Benedict Cumberbatch will lead Rogue Male adaptation

Benedict Cumberbatch

by James White |
Published on

Geoffrey Household's 1939 novel Rogue Male is one of those books that has been through the adaptation process before, but keeps popping up on radars. The latest person ready to take a crack at it is Benedict Cumberbatch, who plans to star in and produce a new film.

The book is a survivalist thriller that follows a British sportsman and hunter who attempts to assassinate a dictator but is caught, tortured and left for dead. When he escapes back home to England, he must hide out in a harsh countryside with the enemy agents as well as the police in hot pursuit. Household intended for the dictator to represent a famous historical figure: "although the idea for Rogue Male germinated from my intense dislike of Hitler, I did not actually name him in the book as things were a bit tricky at the time and I thought I would leave it open so that the target could be either Hitler or Stalin," he told the Radio Times in the 1970s. "You could take your pick."

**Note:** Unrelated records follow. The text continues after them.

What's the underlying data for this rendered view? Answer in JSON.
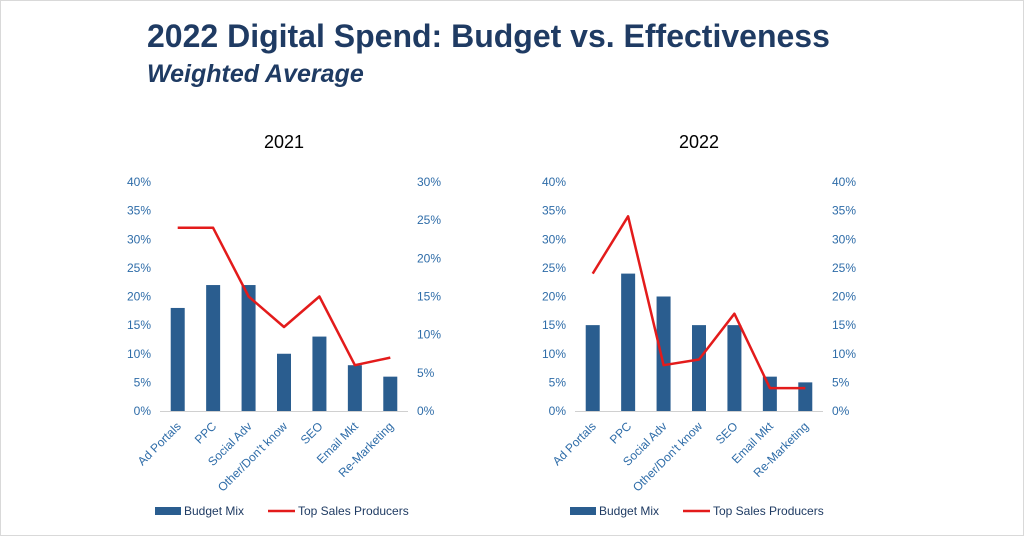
{
  "header": {
    "title": "2022 Digital Spend:  Budget vs. Effectiveness",
    "subtitle": "Weighted Average"
  },
  "colors": {
    "bar": "#2a5d8f",
    "line": "#e31b1b",
    "tick": "#2e6ca8",
    "title": "#1f3b63"
  },
  "chart_data": [
    {
      "type": "bar",
      "title": "2021",
      "categories": [
        "Ad Portals",
        "PPC",
        "Social Adv",
        "Other/Don't know",
        "SEO",
        "Email Mkt",
        "Re-Marketing"
      ],
      "series": [
        {
          "name": "Budget Mix",
          "type": "bar",
          "axis": "left",
          "values": [
            18,
            22,
            22,
            10,
            13,
            8,
            6
          ]
        },
        {
          "name": "Top Sales Producers",
          "type": "line",
          "axis": "right",
          "values": [
            24,
            24,
            15,
            11,
            15,
            6,
            7
          ]
        }
      ],
      "ylim_left": [
        0,
        40
      ],
      "left_ticks": [
        "0%",
        "5%",
        "10%",
        "15%",
        "20%",
        "25%",
        "30%",
        "35%",
        "40%"
      ],
      "ylim_right": [
        0,
        30
      ],
      "right_ticks": [
        "0%",
        "5%",
        "10%",
        "15%",
        "20%",
        "25%",
        "30%"
      ],
      "legend": "bottom",
      "grid": false
    },
    {
      "type": "bar",
      "title": "2022",
      "categories": [
        "Ad Portals",
        "PPC",
        "Social Adv",
        "Other/Don't know",
        "SEO",
        "Email Mkt",
        "Re-Marketing"
      ],
      "series": [
        {
          "name": "Budget Mix",
          "type": "bar",
          "axis": "left",
          "values": [
            15,
            24,
            20,
            15,
            15,
            6,
            5
          ]
        },
        {
          "name": "Top Sales Producers",
          "type": "line",
          "axis": "right",
          "values": [
            24,
            34,
            8,
            9,
            17,
            4,
            4
          ]
        }
      ],
      "ylim_left": [
        0,
        40
      ],
      "left_ticks": [
        "0%",
        "5%",
        "10%",
        "15%",
        "20%",
        "25%",
        "30%",
        "35%",
        "40%"
      ],
      "ylim_right": [
        0,
        40
      ],
      "right_ticks": [
        "0%",
        "5%",
        "10%",
        "15%",
        "20%",
        "25%",
        "30%",
        "35%",
        "40%"
      ],
      "legend": "bottom",
      "grid": false
    }
  ]
}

1941's film version Man Hunt plumped for Hitler and had Walter Pigeon and Joan Bennett starring for Fritz Lang. Since then, it has also been on the radio on both sides of the pond and was turned into a 1976 BBC TV movie with Peter O'Toole in the lead.

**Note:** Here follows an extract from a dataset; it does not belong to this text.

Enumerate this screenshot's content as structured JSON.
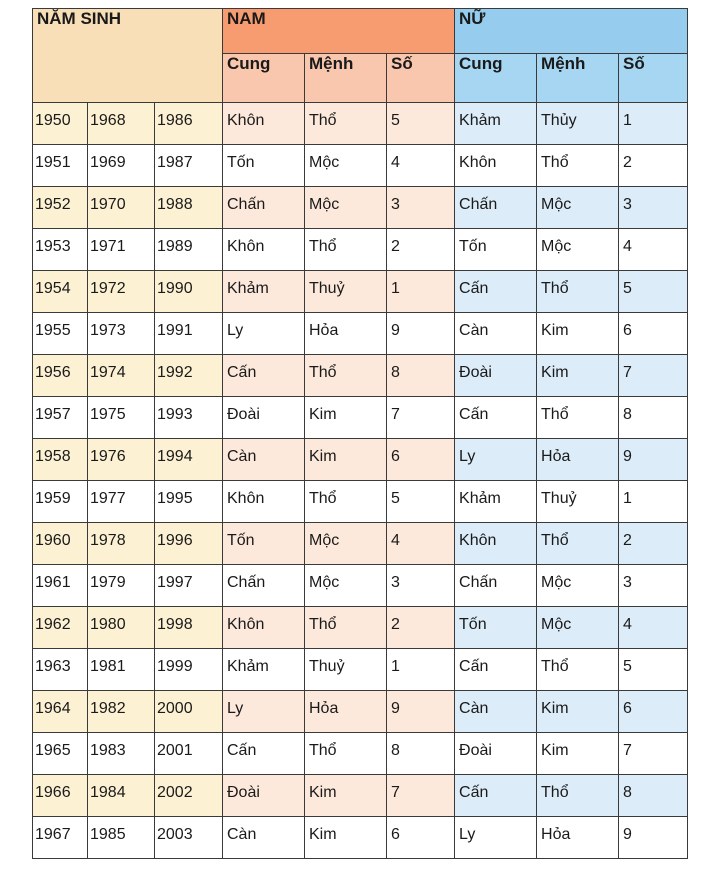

Cumberbatch's take will have Macbeth co-writer Michael Lesslie on script duty and Fox Searchlight is backing its development. “I am thrilled both as an actor and producer to be working on bringing this most treasured of English novels to the big screen,” Cumberbatch tells The Hollywood Reporter. The actor makes his Marvel Cinematic Universe debut in Doctor Strange, which arrives here on October 28, and has been busy filming the next series of Sherlock.